To over simply my summative assessment practice in secondary mathematics, the chapter tests and final exam were worth 100% and homework and quizzes were worth 0%. Everything that we did during class was all about our preparation and learning for the “big event” that would synthesize and summarize their learning. It was incredible. Students were on board. EVERYTHING WAS FORMATIVE until the very end. I was on their side. I was no longer the “policeman” tracking their work, but I was the “educator” who helped them learn the content. The students were agents of their own learning and personalized their learning to achieve a common goal. There was no competition. We worked together to learn together. It was fun. How could I mimic this in higher education?
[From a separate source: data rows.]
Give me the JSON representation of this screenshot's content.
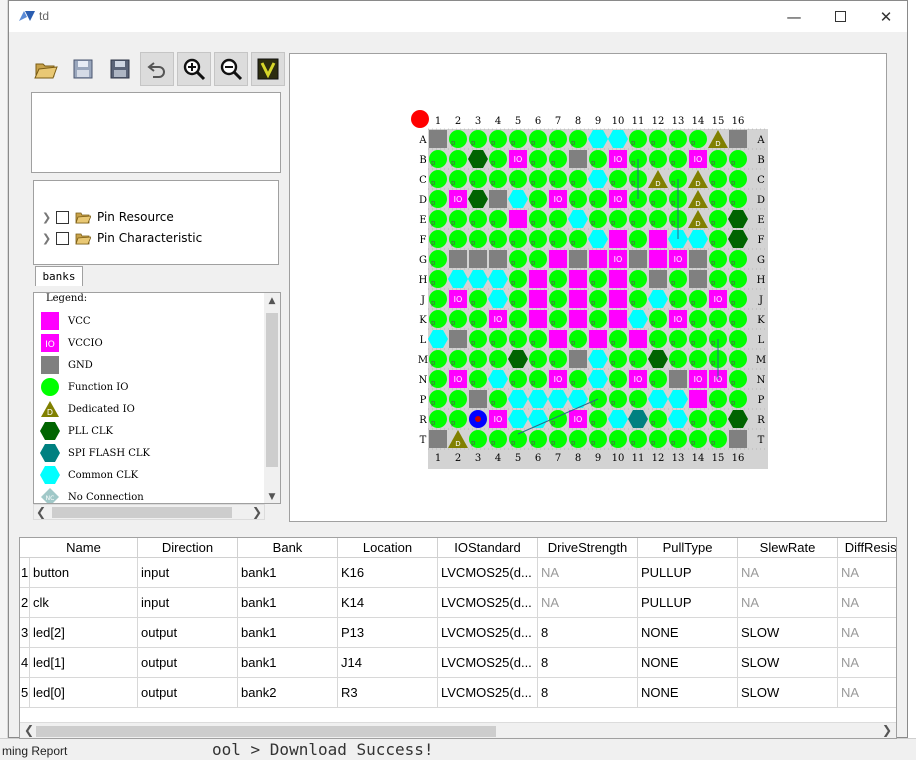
{
  "window": {
    "title": "td"
  },
  "bg_bottom": {
    "label": "ming Report",
    "console": "ool > Download Success!"
  },
  "tree": {
    "items": [
      {
        "label": "Pin Resource"
      },
      {
        "label": "Pin Characteristic"
      }
    ]
  },
  "tabs": {
    "banks": "banks"
  },
  "legend": {
    "title": "Legend:",
    "items": [
      {
        "label": "VCC",
        "icon": "magenta-square",
        "color": "#ff00ff"
      },
      {
        "label": "VCCIO",
        "icon": "magenta-io-square",
        "color": "#ff00ff"
      },
      {
        "label": "GND",
        "icon": "gray-square",
        "color": "#808080"
      },
      {
        "label": "Function IO",
        "icon": "green-circle",
        "color": "#00ff00"
      },
      {
        "label": "Dedicated IO",
        "icon": "olive-triangle",
        "color": "#808000"
      },
      {
        "label": "PLL CLK",
        "icon": "darkgreen-hexagon",
        "color": "#006400"
      },
      {
        "label": "SPI FLASH CLK",
        "icon": "teal-hexagon",
        "color": "#008080"
      },
      {
        "label": "Common CLK",
        "icon": "cyan-hexagon",
        "color": "#00ffff"
      },
      {
        "label": "No Connection",
        "icon": "nc-diamond",
        "color": "#a0c8c8"
      }
    ]
  },
  "chip": {
    "columns": [
      "1",
      "2",
      "3",
      "4",
      "5",
      "6",
      "7",
      "8",
      "9",
      "10",
      "11",
      "12",
      "13",
      "14",
      "15",
      "16"
    ],
    "rows": [
      "A",
      "B",
      "C",
      "D",
      "E",
      "F",
      "G",
      "H",
      "J",
      "K",
      "L",
      "M",
      "N",
      "P",
      "R",
      "T"
    ],
    "io_label": "IO",
    "dedicated_label": "D",
    "function_label": "p"
  },
  "table": {
    "headers": [
      "Name",
      "Direction",
      "Bank",
      "Location",
      "IOStandard",
      "DriveStrength",
      "PullType",
      "SlewRate",
      "DiffResist"
    ],
    "rows": [
      {
        "num": "1",
        "cells": [
          "button",
          "input",
          "bank1",
          "K16",
          "LVCMOS25(d...",
          "NA",
          "PULLUP",
          "NA",
          "NA"
        ]
      },
      {
        "num": "2",
        "cells": [
          "clk",
          "input",
          "bank1",
          "K14",
          "LVCMOS25(d...",
          "NA",
          "PULLUP",
          "NA",
          "NA"
        ]
      },
      {
        "num": "3",
        "cells": [
          "led[2]",
          "output",
          "bank1",
          "P13",
          "LVCMOS25(d...",
          "8",
          "NONE",
          "SLOW",
          "NA"
        ]
      },
      {
        "num": "4",
        "cells": [
          "led[1]",
          "output",
          "bank1",
          "J14",
          "LVCMOS25(d...",
          "8",
          "NONE",
          "SLOW",
          "NA"
        ]
      },
      {
        "num": "5",
        "cells": [
          "led[0]",
          "output",
          "bank2",
          "R3",
          "LVCMOS25(d...",
          "8",
          "NONE",
          "SLOW",
          "NA"
        ]
      }
    ]
  },
  "toolbar": {
    "icons": [
      "open-folder-icon",
      "save-icon",
      "save-as-icon",
      "undo-icon",
      "zoom-in-icon",
      "zoom-out-icon",
      "validate-icon"
    ]
  }
}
Well… I will be blogging more about my assessment journey in higher education as part of a mini-network formed with Nina and Gillian. I met Nina at CAfLN where Gillian was presenting about Imagination and Assessment. Nina was captured by that presentation, as well as I, and a long story made short, we have created a mini-network to use the Spirals of Inquiry to research or do a collaborative Action Research study on Assessment in Higher Education. I’ve been teaching in higher education for a few years, three as a sessional instructor and one as a full-time teacher educator. Admittedly, it’s been a hit and miss experience in higher education with attempts of embedding formative assessment and implementing a summative summative assessment that captures the teacher candidate’s learning that is personalized and meaningful. Grades, percentages, and policies pertaining to the course syllabus hinder what I think I am able to do.
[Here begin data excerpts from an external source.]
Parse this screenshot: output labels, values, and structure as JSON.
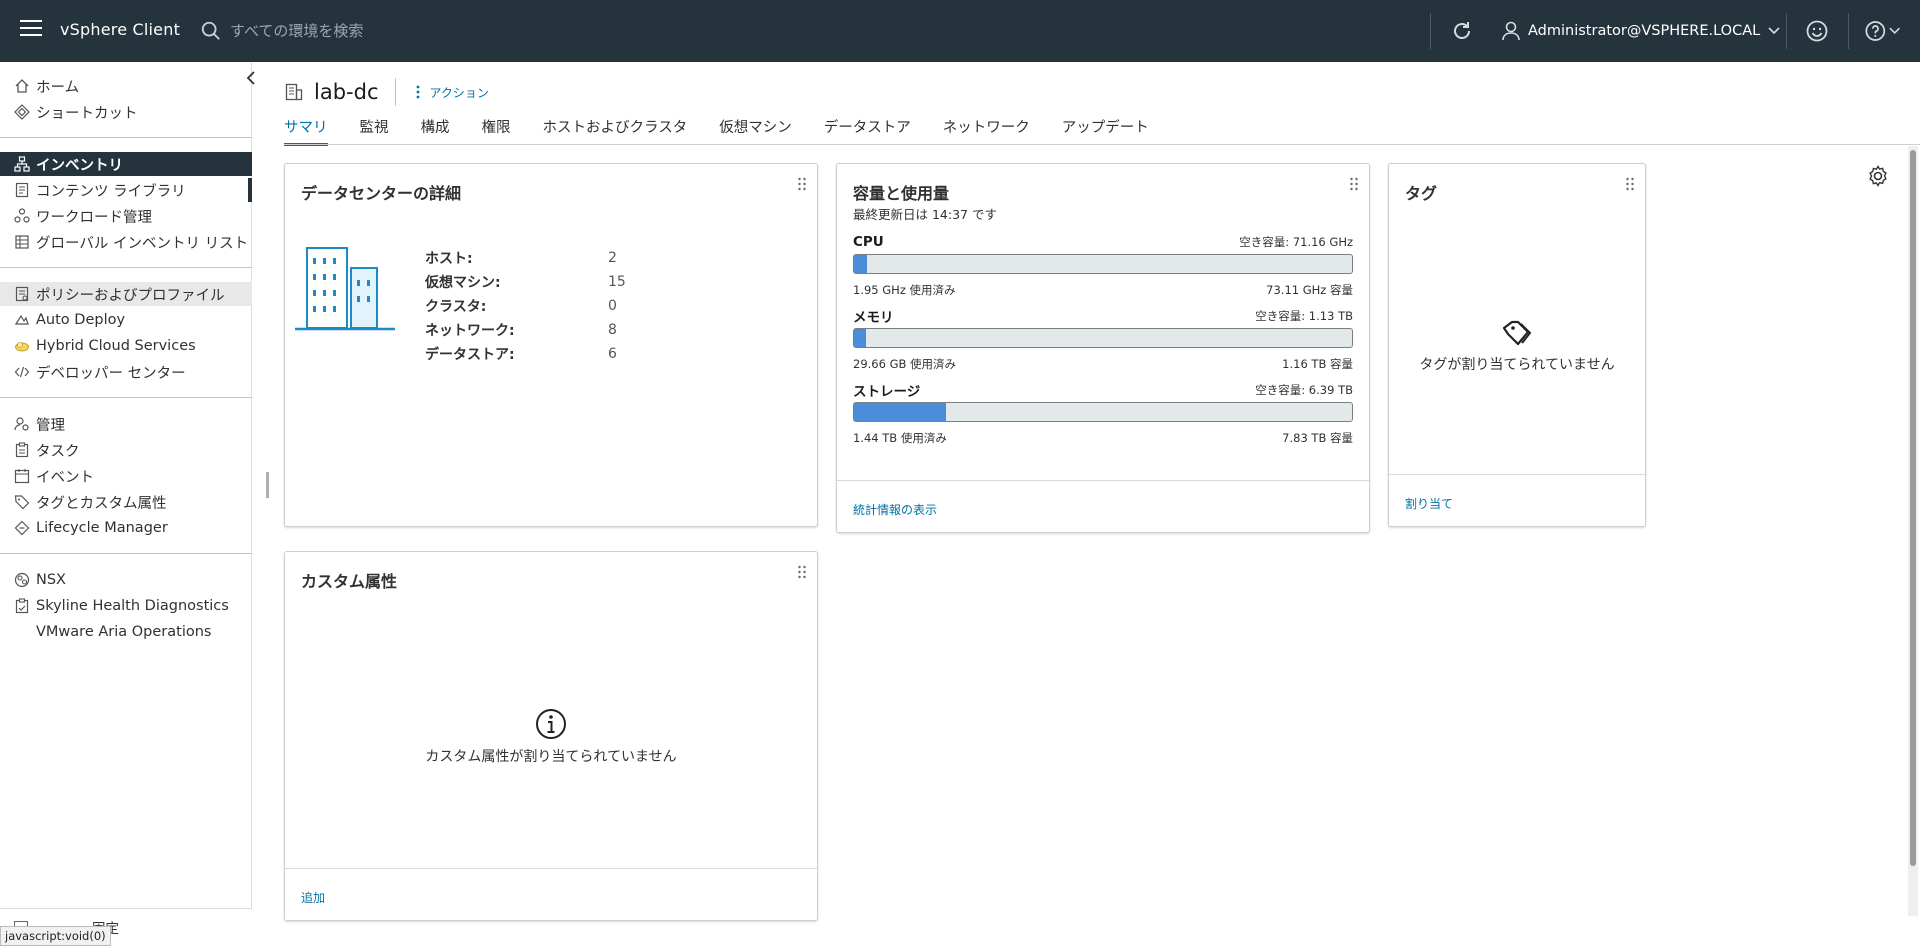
{
  "header": {
    "app_title": "vSphere Client",
    "search_placeholder": "すべての環境を検索",
    "user_label": "Administrator@VSPHERE.LOCAL"
  },
  "sidebar": {
    "items": [
      {
        "label": "ホーム",
        "icon": "home-icon"
      },
      {
        "label": "ショートカット",
        "icon": "shortcuts-icon"
      },
      {
        "label": "インベントリ",
        "icon": "inventory-icon"
      },
      {
        "label": "コンテンツ ライブラリ",
        "icon": "content-library-icon"
      },
      {
        "label": "ワークロード管理",
        "icon": "workload-icon"
      },
      {
        "label": "グローバル インベントリ リスト",
        "icon": "global-inventory-icon"
      },
      {
        "label": "ポリシーおよびプロファイル",
        "icon": "policy-icon"
      },
      {
        "label": "Auto Deploy",
        "icon": "auto-deploy-icon"
      },
      {
        "label": "Hybrid Cloud Services",
        "icon": "hybrid-cloud-icon"
      },
      {
        "label": "デベロッパー センター",
        "icon": "code-icon"
      },
      {
        "label": "管理",
        "icon": "admin-icon"
      },
      {
        "label": "タスク",
        "icon": "tasks-icon"
      },
      {
        "label": "イベント",
        "icon": "events-icon"
      },
      {
        "label": "タグとカスタム属性",
        "icon": "tag-icon"
      },
      {
        "label": "Lifecycle Manager",
        "icon": "lifecycle-icon"
      },
      {
        "label": "NSX",
        "icon": "nsx-icon"
      },
      {
        "label": "Skyline Health Diagnostics",
        "icon": "skyline-icon"
      },
      {
        "label": "VMware Aria Operations",
        "icon": ""
      }
    ],
    "footer_label": "固定",
    "status_tip": "javascript:void(0)"
  },
  "object": {
    "title": "lab-dc",
    "actions_label": "アクション",
    "tabs": [
      {
        "label": "サマリ",
        "active": true
      },
      {
        "label": "監視"
      },
      {
        "label": "構成"
      },
      {
        "label": "権限"
      },
      {
        "label": "ホストおよびクラスタ"
      },
      {
        "label": "仮想マシン"
      },
      {
        "label": "データストア"
      },
      {
        "label": "ネットワーク"
      },
      {
        "label": "アップデート"
      }
    ]
  },
  "details_card": {
    "title": "データセンターの詳細",
    "rows": [
      {
        "label": "ホスト:",
        "value": "2"
      },
      {
        "label": "仮想マシン:",
        "value": "15"
      },
      {
        "label": "クラスタ:",
        "value": "0"
      },
      {
        "label": "ネットワーク:",
        "value": "8"
      },
      {
        "label": "データストア:",
        "value": "6"
      }
    ]
  },
  "capacity_card": {
    "title": "容量と使用量",
    "subtitle": "最終更新日は 14:37 です",
    "resources": [
      {
        "name": "CPU",
        "free": "空き容量: 71.16 GHz",
        "used": "1.95 GHz 使用済み",
        "capacity": "73.11 GHz 容量",
        "fraction": 0.027
      },
      {
        "name": "メモリ",
        "free": "空き容量: 1.13 TB",
        "used": "29.66 GB 使用済み",
        "capacity": "1.16 TB 容量",
        "fraction": 0.025
      },
      {
        "name": "ストレージ",
        "free": "空き容量: 6.39 TB",
        "used": "1.44 TB 使用済み",
        "capacity": "7.83 TB 容量",
        "fraction": 0.184
      }
    ],
    "link": "統計情報の表示"
  },
  "tags_card": {
    "title": "タグ",
    "empty_text": "タグが割り当てられていません",
    "link": "割り当て"
  },
  "custom_attr_card": {
    "title": "カスタム属性",
    "empty_text": "カスタム属性が割り当てられていません",
    "link": "追加"
  },
  "colors": {
    "header_bg": "#25333d",
    "accent": "#0072a3",
    "bar_fill": "#4b8dd9"
  }
}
On the one hand, I have students on board and focused on learning. On the other hand, I have students who want the grade and will do whatever I ask them to do to get the grade with clear expectations and outcomes so that they can get the grade. Any level of uncertainty on my part, thus on their part, only generates angst, questions, and a lack of trust. One of my main goals when I frame a class around assessment is to design learning or learning experience that would model what I would like them to design and facilitate for their students. Sadly, I’m learning while I am doing. Not everything unfolds exactly as I had imagined or planned but I would like my students to be nimble and go with the flow (aka. move forward based on their learning needs). Habits are hard to break, I say that lightly, for me and the students. I am not convinced that having a pass/fail framework would be better in our program, but it’s more about learning than achieving. Moreover, courses end with a grade. Quality of the work matters.
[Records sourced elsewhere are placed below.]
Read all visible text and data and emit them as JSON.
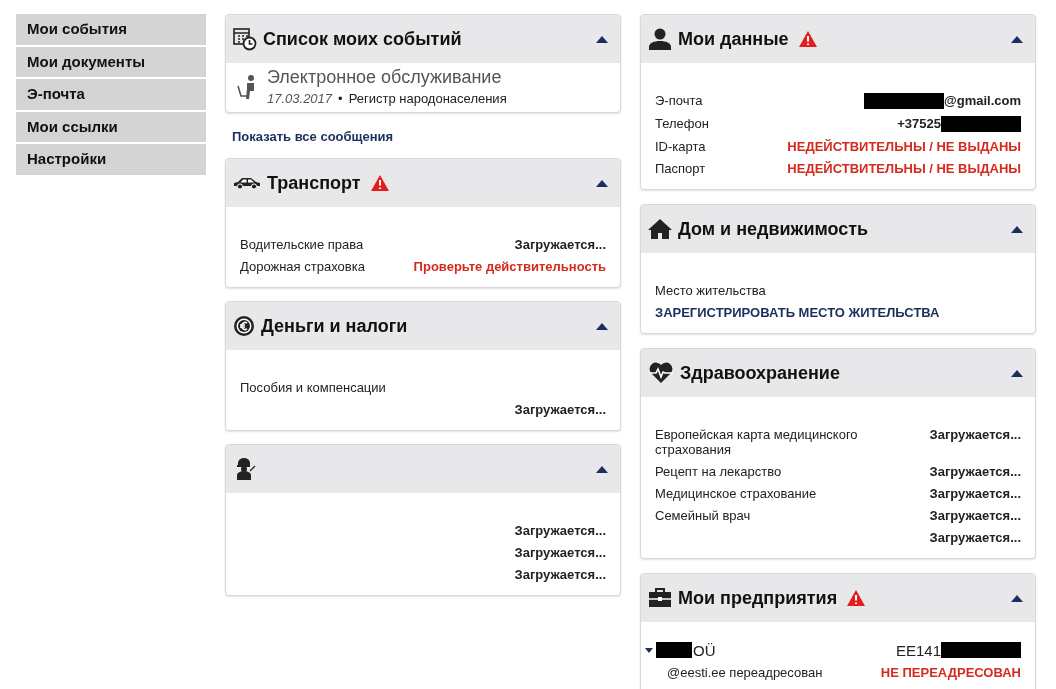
{
  "sidebar": {
    "items": [
      {
        "label": "Мои события",
        "selected": false
      },
      {
        "label": "Мои документы",
        "selected": false
      },
      {
        "label": "Э-почта",
        "selected": false
      },
      {
        "label": "Мои ссылки",
        "selected": false
      },
      {
        "label": "Настройки",
        "selected": false
      }
    ]
  },
  "columns": [
    [
      {
        "kind": "events",
        "title": "Список моих событий",
        "warning": false,
        "expanded": true,
        "events": [
          {
            "title": "Электронное обслуживание",
            "date": "17.03.2017",
            "separator": "•",
            "source": "Регистр народонаселения"
          }
        ],
        "link": "Показать все сообщения"
      },
      {
        "kind": "rows",
        "title": "Транспорт",
        "warning": true,
        "expanded": true,
        "rows": [
          {
            "label": "Водительские права",
            "value": "Загружается...",
            "alert": false
          },
          {
            "label": "Дорожная страховка",
            "value": "Проверьте действительность",
            "alert": true
          }
        ]
      },
      {
        "kind": "rows",
        "title": "Деньги и налоги",
        "warning": false,
        "expanded": true,
        "rows": [
          {
            "label": "Пособия и компенсации"
          },
          {
            "value": "Загружается...",
            "alert": false
          }
        ]
      },
      {
        "kind": "rows",
        "warning": false,
        "expanded": true,
        "rows": [
          {
            "value": "Загружается...",
            "alert": false
          },
          {
            "value": "Загружается...",
            "alert": false
          },
          {
            "value": "Загружается...",
            "alert": false
          }
        ]
      }
    ],
    [
      {
        "kind": "rows",
        "title": "Мои данные",
        "warning": true,
        "expanded": true,
        "rows": [
          {
            "label": "Э-почта",
            "value": "@gmail.com",
            "alert": false,
            "redacted_before": true
          },
          {
            "label": "Телефон",
            "value": "+37525",
            "alert": false,
            "redacted_after": true
          },
          {
            "label": "ID-карта",
            "value": "НЕДЕЙСТВИТЕЛЬНЫ / НЕ ВЫДАНЫ",
            "alert": true
          },
          {
            "label": "Паспорт",
            "value": "НЕДЕЙСТВИТЕЛЬНЫ / НЕ ВЫДАНЫ",
            "alert": true
          }
        ]
      },
      {
        "kind": "rows",
        "title": "Дом и недвижимость",
        "warning": false,
        "expanded": true,
        "rows": [
          {
            "label": "Место жительства"
          },
          {
            "kind": "link",
            "label": "ЗАРЕГИСТРИРОВАТЬ МЕСТО ЖИТЕЛЬСТВА"
          }
        ]
      },
      {
        "kind": "rows",
        "title": "Здравоохранение",
        "warning": false,
        "expanded": true,
        "rows": [
          {
            "label": "Европейская карта медицинского страхования",
            "value": "Загружается...",
            "alert": false
          },
          {
            "label": "Рецепт на лекарство",
            "value": "Загружается...",
            "alert": false
          },
          {
            "label": "Медицинское страхование",
            "value": "Загружается...",
            "alert": false
          },
          {
            "label": "Семейный врач",
            "value": "Загружается...",
            "alert": false
          },
          {
            "value": "Загружается...",
            "alert": false
          }
        ]
      },
      {
        "kind": "rows",
        "title": "Мои предприятия",
        "warning": true,
        "expanded": true,
        "rows": [
          {
            "kind": "company",
            "label": "OÜ",
            "label_redacted": true,
            "expanded": true,
            "value": "EE141",
            "alert": false,
            "redacted_after": true
          },
          {
            "label": "@eesti.ee переадресован",
            "indent": true,
            "value": "НЕ ПЕРЕАДРЕСОВАН",
            "alert": true
          }
        ]
      }
    ]
  ]
}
I’ve tried the “imaginative collaborative summative,” which I described in Gillian’s blog That was extremely successful. We focused on the formative. We collaborated, shared our ideas and thoughts, and co-constructed our knowledge of what school based teams would look like and operate… and understand why. We personalized our learning and we were able to come together successfully in a collaborative summative EVENT. I have some successful moments in my undergrad classes over the past few years but some students would underestimate the power of this framework and underperform or not attend, while other students perceived this framework as too fluid or too easy such that they asked for higher grades or expected to get higher grades. Ahhh yes… back to the grades. So, I am SUPER EXCITED to work with Nina from Trinity Western University and Gillian from Simon Fraser University to research and EXPLORE about Assessment for Learning in Higher Education in collaboration with CAfLN. I look forward to the upcoming year and believe we will be blogging about our learning experiences as data collection. I can’t wait.